[Tutor] Tokenizing Help

Wed Apr 22 22:18:30 CEST 2009

On Wed, Apr 22, 2009 at 09:23:30PM +0200, spir wrote:

>> I need to be able to decompose a formatted text file into identifiable,
>> possibly named pieces.  To tokenize it, in other words.  There seem to
>> be a vast array of modules to do this with (simpleparse, pyparsing etc)
>> but I cannot understand their documentation.
>
>I would recommand pyparsing, but this is an opinion.

It looked like a good package to me as well, but I cannot see how to
define the grammar - it may be that the notation just doesn't make sense
to me.

>Regular expressions may be enough, depending on your actual needs.
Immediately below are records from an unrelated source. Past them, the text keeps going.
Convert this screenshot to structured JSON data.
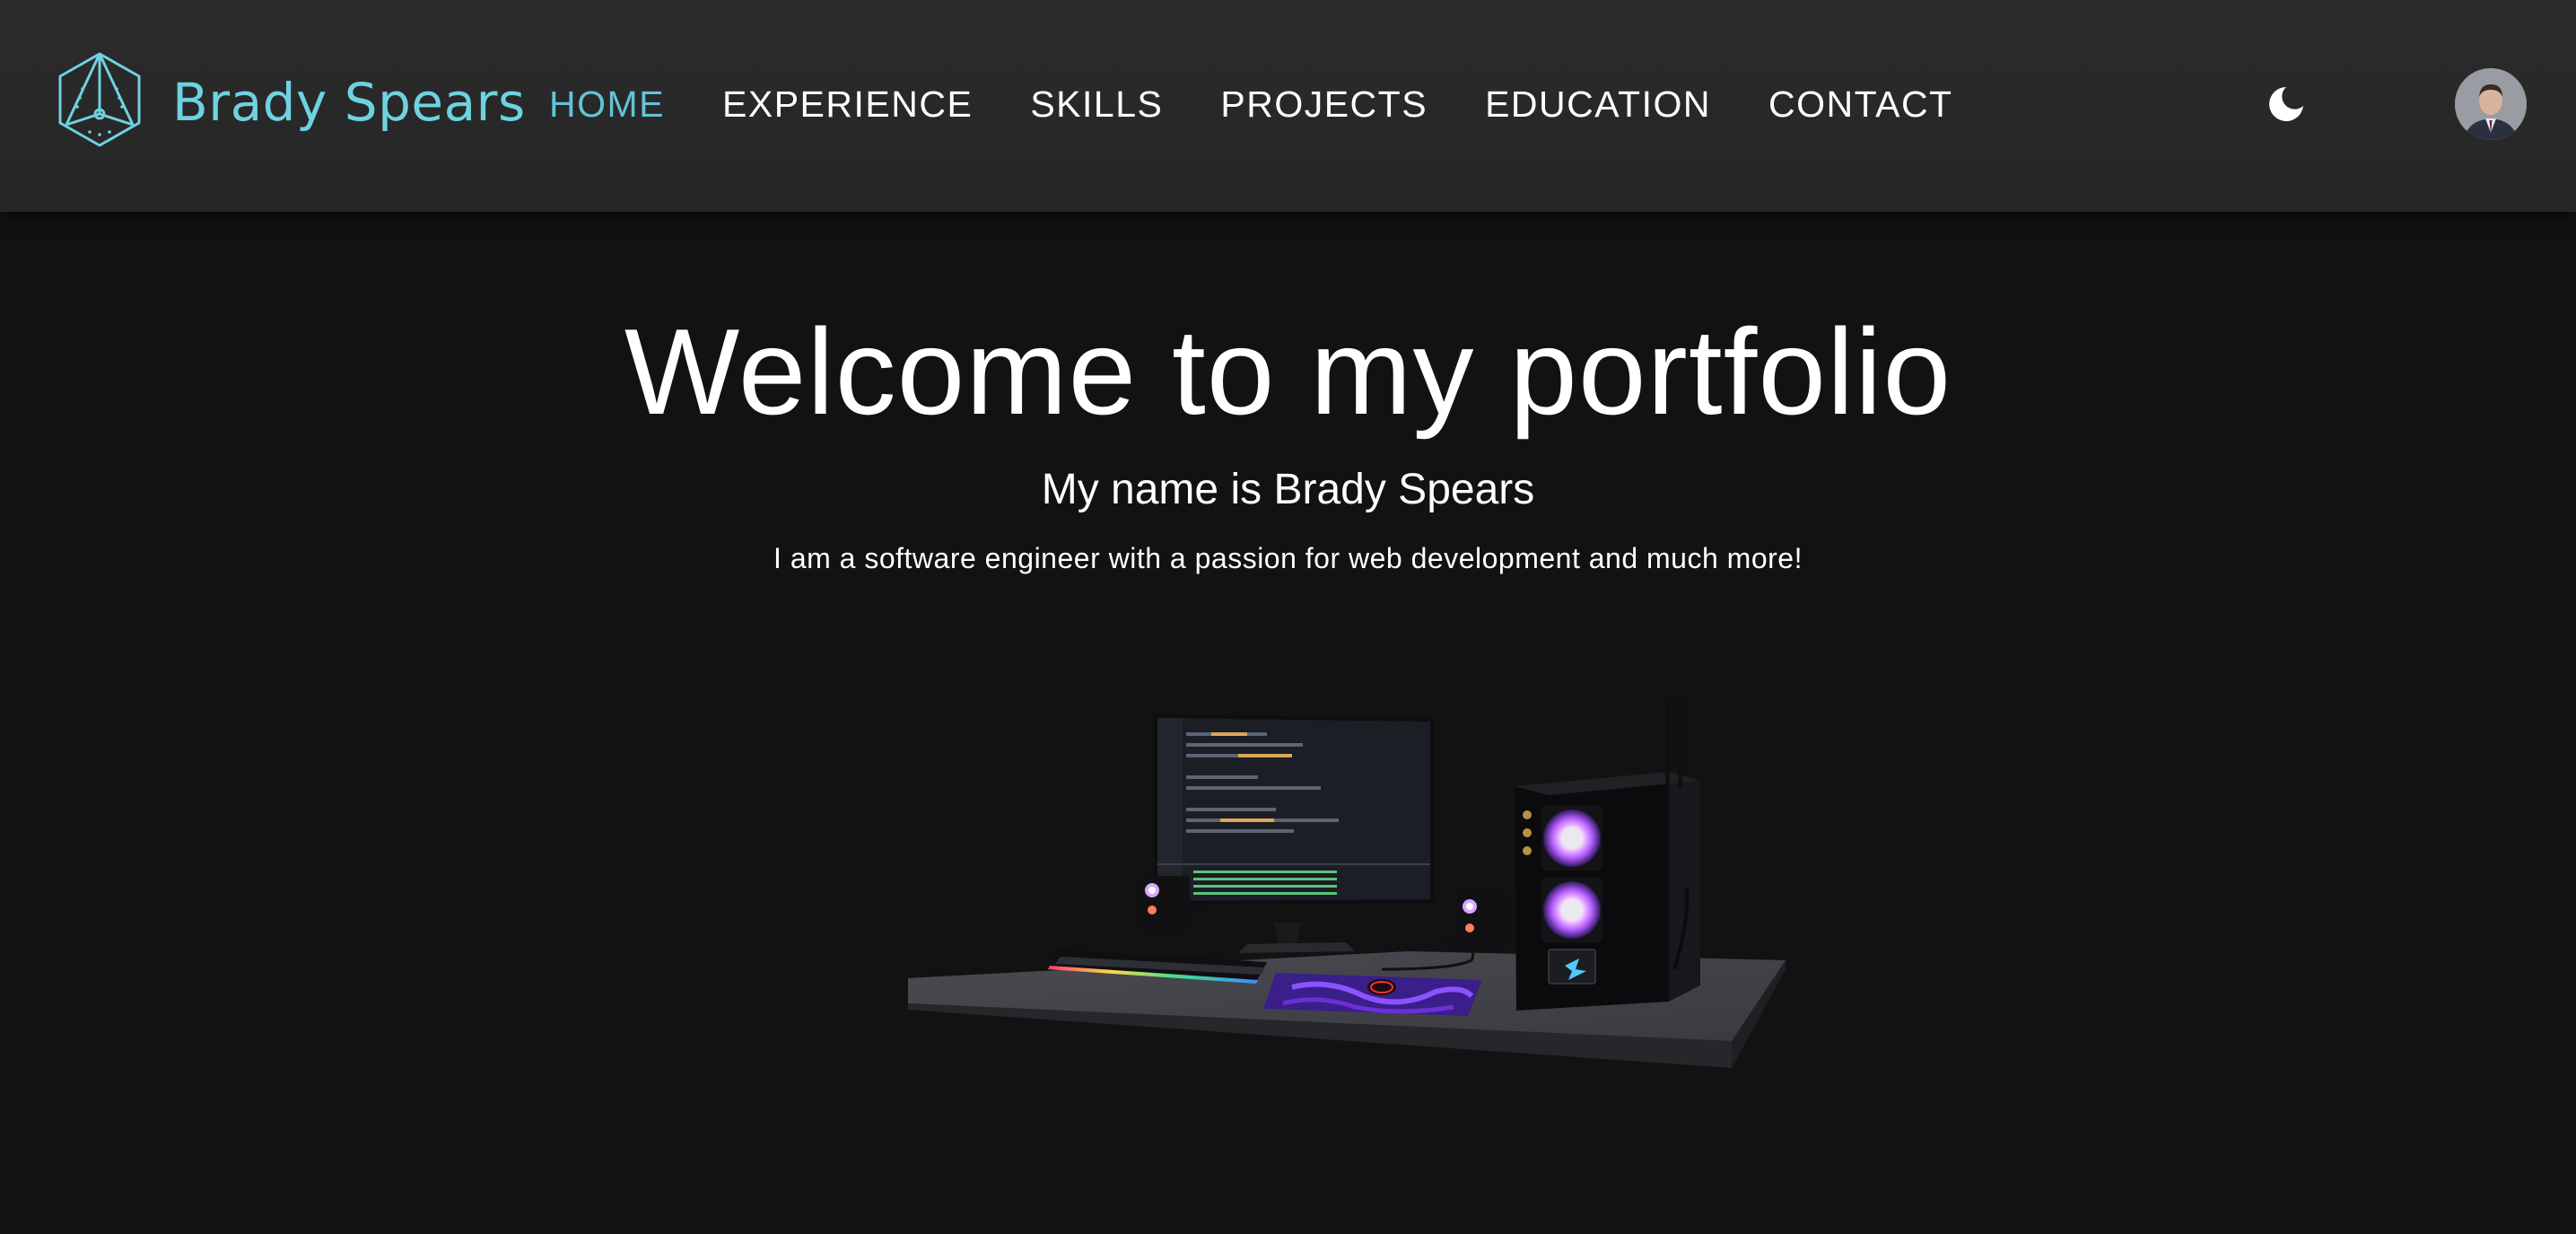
{
  "brand": {
    "name": "Brady Spears",
    "logo_icon": "geometric-prism-logo",
    "color": "#6fd2e0"
  },
  "nav": {
    "items": [
      {
        "label": "HOME",
        "active": true
      },
      {
        "label": "EXPERIENCE",
        "active": false
      },
      {
        "label": "SKILLS",
        "active": false
      },
      {
        "label": "PROJECTS",
        "active": false
      },
      {
        "label": "EDUCATION",
        "active": false
      },
      {
        "label": "CONTACT",
        "active": false
      }
    ],
    "active_color": "#63c3d8",
    "theme_toggle_icon": "moon-icon",
    "avatar_icon": "profile-photo"
  },
  "hero": {
    "title": "Welcome to my portfolio",
    "subtitle": "My name is Brady Spears",
    "text": "I am a software engineer with a passion for web development and much more!"
  },
  "scene": {
    "description_icon": "desk-setup-3d-model"
  },
  "colors": {
    "background": "#121212",
    "navbar": "#2a2a2a",
    "text": "#ffffff"
  }
}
Perhaps, but I am cautious, because every text and most websites
discourage regexes for parsing.

>The question is: what do you need from the data? What do you expect as result? The best is to provide an example of result matching sample data. E.G. I wish as result a dictionary looking like
>{
>'AU': 'some text\nperhaps across lines'
>'AB': ['some other text', 'there may be multiples of some fields']
>'UN': 'any 2-letter combination may exist...'
>...
>}

I think that a dictionary could work, but it would have to use lists as
the value, to prevent key collisions.  That said, returning a list of
dictionaries (one dictionary per bibliographic reference) would work very 
well in the large context of my program.

>From this depends the choice of an appropriate tool and hints on possible algorithms.

I hope this helps.  I spent quite some time with pyparsing, but I was
never able to express the rules of my grammar based on the examples on
the website.
-- 

yours,

William